This page contains a list with the currently active projects.
AI is used to develop an app for image capture and processing of clinical data that can sit on modern mobile phones.
Using Natural Language Processing (NLP) to analyse patient record documents and Machine Learning (ML) methods to develop appropriate algorithms, an AI software system will be developed to analyse patient records and process high-volume documentation such as A&E attendance letters. Intelligently automating these processes will increase Firza’s ability to provide efficient and highly accurate administrative services to GP practices and CCGs.
Games with a purpose for NLP, user profiling, crowdsourcing.
The utilisation of a novel combination of natural language processing (NLP) and image analysis to accelerate and automate the collection of Open Source Intelligence (OSINT), providing end users with advanced insight into individuals without invading individual privacy.
Development of methods for automated text analyses using modern Deep Learning techniques (2019-2022)
This project, which is a joint collaboration between British Telecom (BT) and the University of Essex, explores novel methods to conduct multi-document automatic summarization. The main challenge lies in automatically summarising noisy, short, and domain-specific texts using various signals such as temporal patterns and named entity recognition.
Innovative SaaS based product to create video content and distribution strategies for marketing (2018-2021)
The creation of an innovative SaaS based product that helps content agencies and brands to create video content and distribution strategies for marketing, based on analysis of their target audience’s interests and needs, the existing content on the web and social channels, and their budget.
ERC project at QMUL with Jon Chamberlain and Richard Bartle as co-investigators based at Essex. Analyzing disagreements in data collected using games.
Using text mining methods to identify human rights violations / protect privacy / humanitarian crises.
Investigating human impact on UK chalk reef using photogrammetry and 3D models.
ImageCLEFcaption (Since 2016)
The first step to automatic image captioning and scene understanding is identifying the presence and location of relevant concepts in a large corpus of medical images. Based on the visual image content, this subtask provides the building blocks for the scene understanding step by identifying the individual components from which captions are composed. The concepts can be further applied for context-based image and information retrieval purposes.

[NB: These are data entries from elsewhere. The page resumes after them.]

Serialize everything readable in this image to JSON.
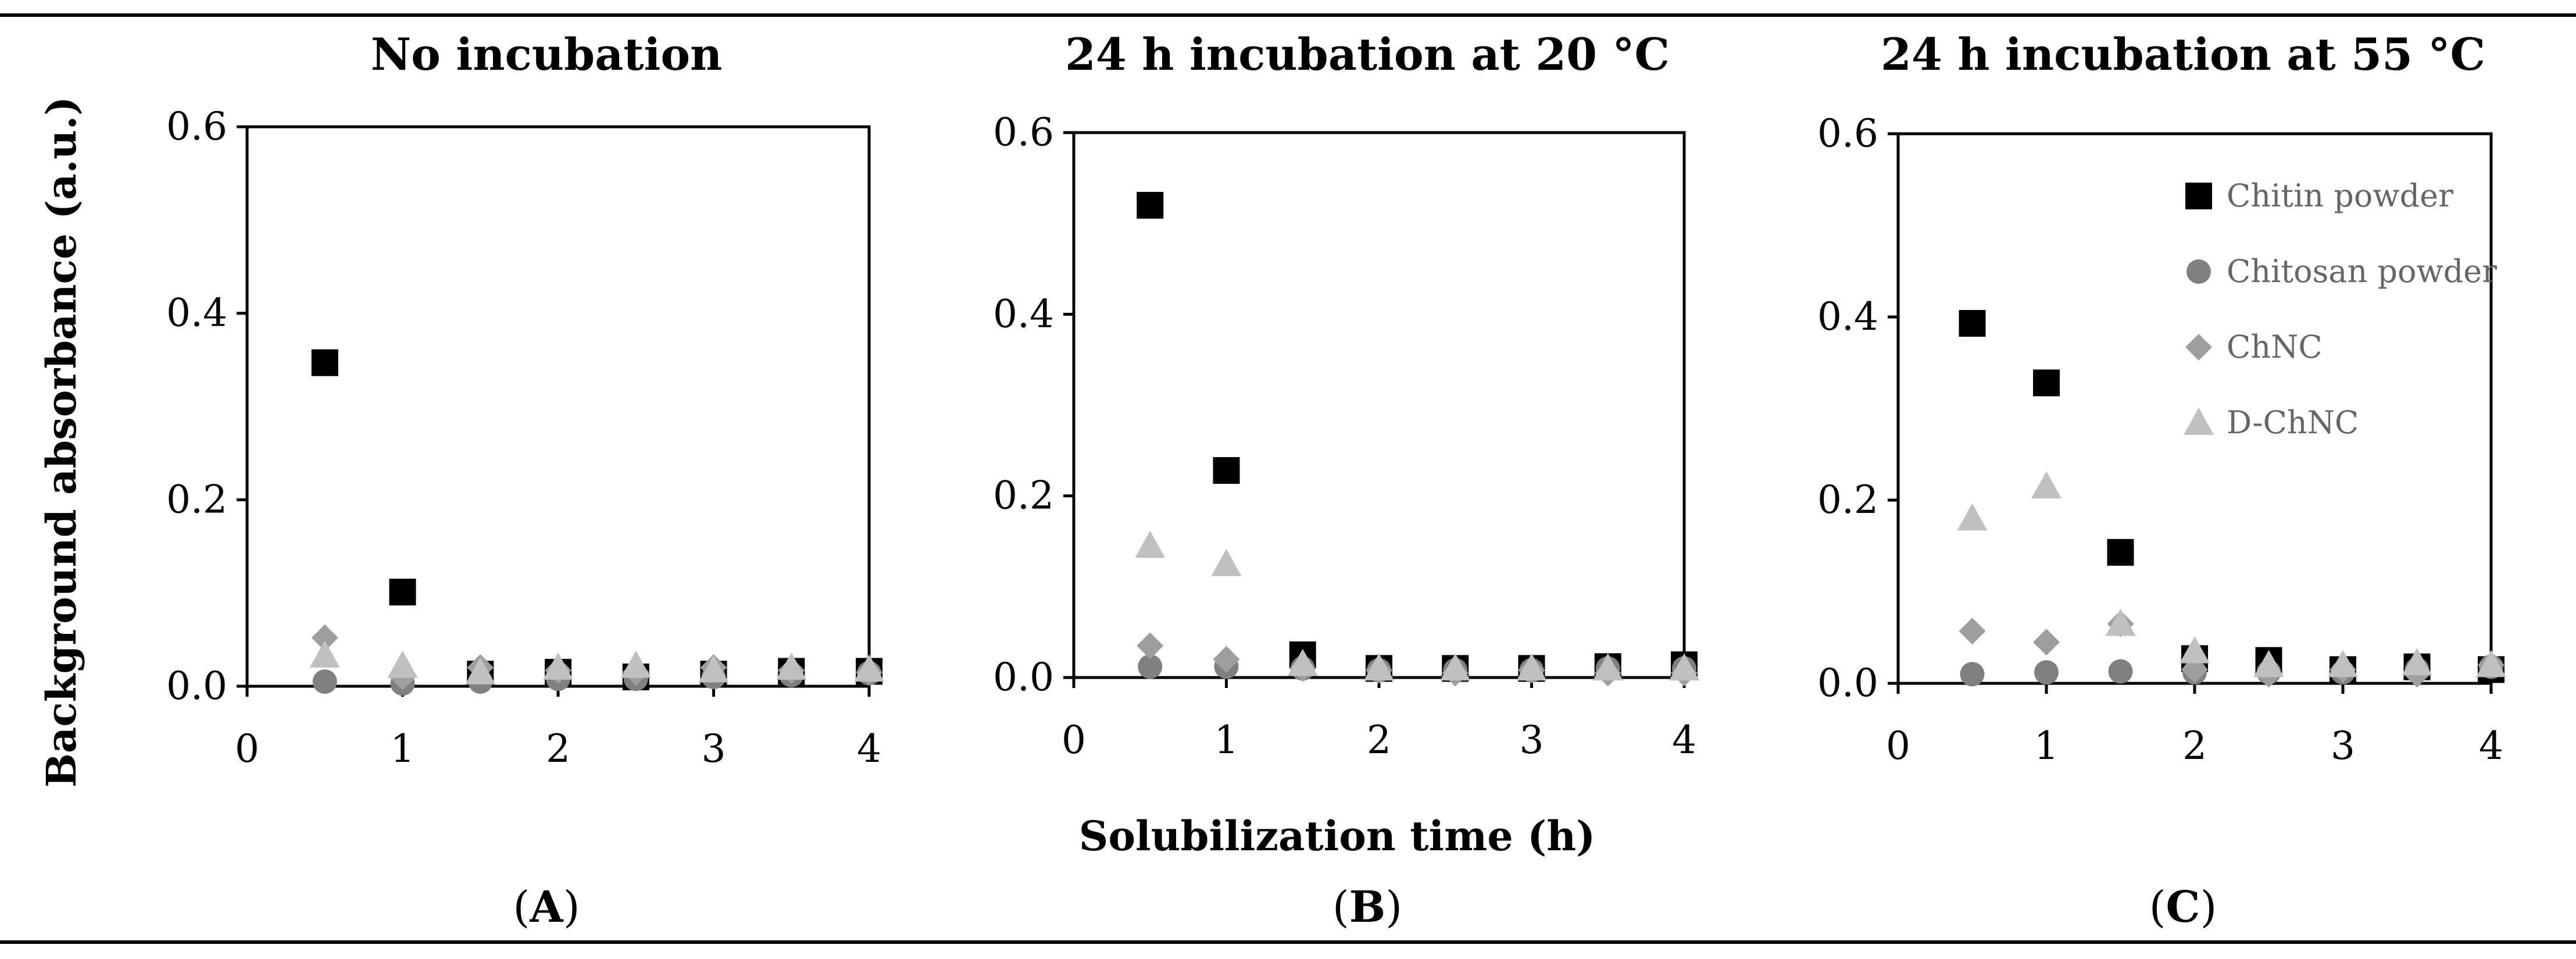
{
  "figure": {
    "y_axis_label": "Background absorbance (a.u.)",
    "x_axis_label": "Solubilization time (h)"
  },
  "series_styles": [
    {
      "name": "Chitin powder",
      "marker": "square",
      "color": "#000000"
    },
    {
      "name": "Chitosan powder",
      "marker": "circle",
      "color": "#808080"
    },
    {
      "name": "ChNC",
      "marker": "diamond",
      "color": "#9e9e9e"
    },
    {
      "name": "D-ChNC",
      "marker": "triangle",
      "color": "#c0c0c0"
    }
  ],
  "legend": {
    "entries": [
      "Chitin powder",
      "Chitosan powder",
      "ChNC",
      "D-ChNC"
    ],
    "panel": "C",
    "placement": "top-right"
  },
  "chart_data": [
    {
      "type": "scatter",
      "panel_label": "A",
      "title": "No incubation",
      "xlabel": "Solubilization time (h)",
      "ylabel": "Background absorbance (a.u.)",
      "xlim": [
        0,
        4
      ],
      "ylim": [
        0,
        0.6
      ],
      "x_ticks": [
        "0",
        "1",
        "2",
        "3",
        "4"
      ],
      "y_ticks": [
        "0.0",
        "0.2",
        "0.4",
        "0.6"
      ],
      "x": [
        0.5,
        1,
        1.5,
        2,
        2.5,
        3,
        3.5,
        4
      ],
      "series": [
        {
          "name": "Chitin powder",
          "values": [
            0.347,
            0.101,
            0.013,
            0.015,
            0.01,
            0.013,
            0.016,
            0.016
          ]
        },
        {
          "name": "Chitosan powder",
          "values": [
            0.005,
            0.003,
            0.005,
            0.008,
            0.008,
            0.01,
            0.012,
            0.014
          ]
        },
        {
          "name": "ChNC",
          "values": [
            0.052,
            0.01,
            0.02,
            0.017,
            0.015,
            0.02,
            0.017,
            0.015
          ]
        },
        {
          "name": "D-ChNC",
          "values": [
            0.033,
            0.022,
            0.015,
            0.02,
            0.022,
            0.017,
            0.02,
            0.018
          ]
        }
      ]
    },
    {
      "type": "scatter",
      "panel_label": "B",
      "title": "24 h incubation at 20 °C",
      "xlabel": "Solubilization time (h)",
      "ylabel": "Background absorbance (a.u.)",
      "xlim": [
        0,
        4
      ],
      "ylim": [
        0,
        0.6
      ],
      "x_ticks": [
        "0",
        "1",
        "2",
        "3",
        "4"
      ],
      "y_ticks": [
        "0.0",
        "0.2",
        "0.4",
        "0.6"
      ],
      "x": [
        0.5,
        1,
        1.5,
        2,
        2.5,
        3,
        3.5,
        4
      ],
      "series": [
        {
          "name": "Chitin powder",
          "values": [
            0.52,
            0.228,
            0.025,
            0.01,
            0.01,
            0.01,
            0.012,
            0.014
          ]
        },
        {
          "name": "Chitosan powder",
          "values": [
            0.012,
            0.012,
            0.01,
            0.008,
            0.008,
            0.008,
            0.01,
            0.01
          ]
        },
        {
          "name": "ChNC",
          "values": [
            0.035,
            0.02,
            0.01,
            0.008,
            0.005,
            0.008,
            0.005,
            0.005
          ]
        },
        {
          "name": "D-ChNC",
          "values": [
            0.145,
            0.125,
            0.015,
            0.01,
            0.01,
            0.01,
            0.01,
            0.01
          ]
        }
      ]
    },
    {
      "type": "scatter",
      "panel_label": "C",
      "title": "24 h incubation at 55 °C",
      "xlabel": "Solubilization time (h)",
      "ylabel": "Background absorbance (a.u.)",
      "xlim": [
        0,
        4
      ],
      "ylim": [
        0,
        0.6
      ],
      "x_ticks": [
        "0",
        "1",
        "2",
        "3",
        "4"
      ],
      "y_ticks": [
        "0.0",
        "0.2",
        "0.4",
        "0.6"
      ],
      "x": [
        0.5,
        1,
        1.5,
        2,
        2.5,
        3,
        3.5,
        4
      ],
      "series": [
        {
          "name": "Chitin powder",
          "values": [
            0.393,
            0.328,
            0.143,
            0.027,
            0.025,
            0.015,
            0.018,
            0.015
          ]
        },
        {
          "name": "Chitosan powder",
          "values": [
            0.01,
            0.012,
            0.013,
            0.012,
            0.012,
            0.012,
            0.015,
            0.018
          ]
        },
        {
          "name": "ChNC",
          "values": [
            0.057,
            0.045,
            0.065,
            0.015,
            0.01,
            0.015,
            0.01,
            0.02
          ]
        },
        {
          "name": "D-ChNC",
          "values": [
            0.18,
            0.215,
            0.065,
            0.035,
            0.02,
            0.02,
            0.022,
            0.02
          ]
        }
      ]
    }
  ]
}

ImageCLEFcoral (Since 2019)
The increasing use of structure-from-motion photogrammetry for modelling large-scale environments from action cameras attached to drones has driven the next-generation of visualisation techniques that can be used in augmented and virtual reality headsets. It has also created a need to have such models labelled, with objects such as people, buildings, vehicles, terrain, etc. all essential for machine learning techniques to automatically identify as areas of interest and to label them appropriately. However, the complexity of the images makes impossible for human annotators to assess the contents of images on a large scale.
Advances in automatically annotating images for complexity and benthic composition have been promising, and we are interested in automatically identify areas of interest and to label them appropriately for monitoring coral reefs. Coral reefs are in danger of being lost within the next 30 years, and with them the ecosystems they support. This catastrophe will not only see the extinction of many marine species, but also create a humanitarian crisis on a global scale for the billions of humans who rely on reef services. By monitoring the changes and composition of coral reefs we can help prioritise conservation efforts.
Predicting Media Memorability (Since 2020)
Media platforms such as social networks, media advertisement, information retrieval and recommendation systems deal with exponentially growing data day after day. Enhancing the relevance of multimedia occurrences in our everyday life requires new ways to organize – in particular, to retrieve – digital content. Like other metrics of video importance, such as aesthetics or interestingness, memorability can be regarded as useful to help make a choice between competing videos. This is even truer when one considers the specific use case of commercials creation. Because the impact of multimedia content, images or videos, on human memory is unequal, the capability of predicting the memorability level of a given content is obviously of high importance for professionals in the field of advertising. Beyond advertising, a number of other applications, such as filmmaking, education, content retrieval, etc., may also result from the proposed task.
Alzheimer’s Disease (AD) and Parkinson’s Disease (PD) are the two most common neurodegenerative diseases caused by structural changes in the brain and lead to deterioration of cognitive functions. Patients usually experience diagnostic symptoms at later stages after irreversible neural damage occurs. Early detection of such diseases is crucial in maximizing patients’ quality of life and to start treatments to decelerate the progress of the disease. Early detection may be possible via computer-assisted systems using neuro-imaging data. Among all, deep learning utilizing magnetic resonance imaging(MRI) have become a prominent tool due to its capability to extract high-level features through local connectivity, weight sharing, and spatial invariance. This project investigates the detection of AD by building various 2D and 3D convolutional models.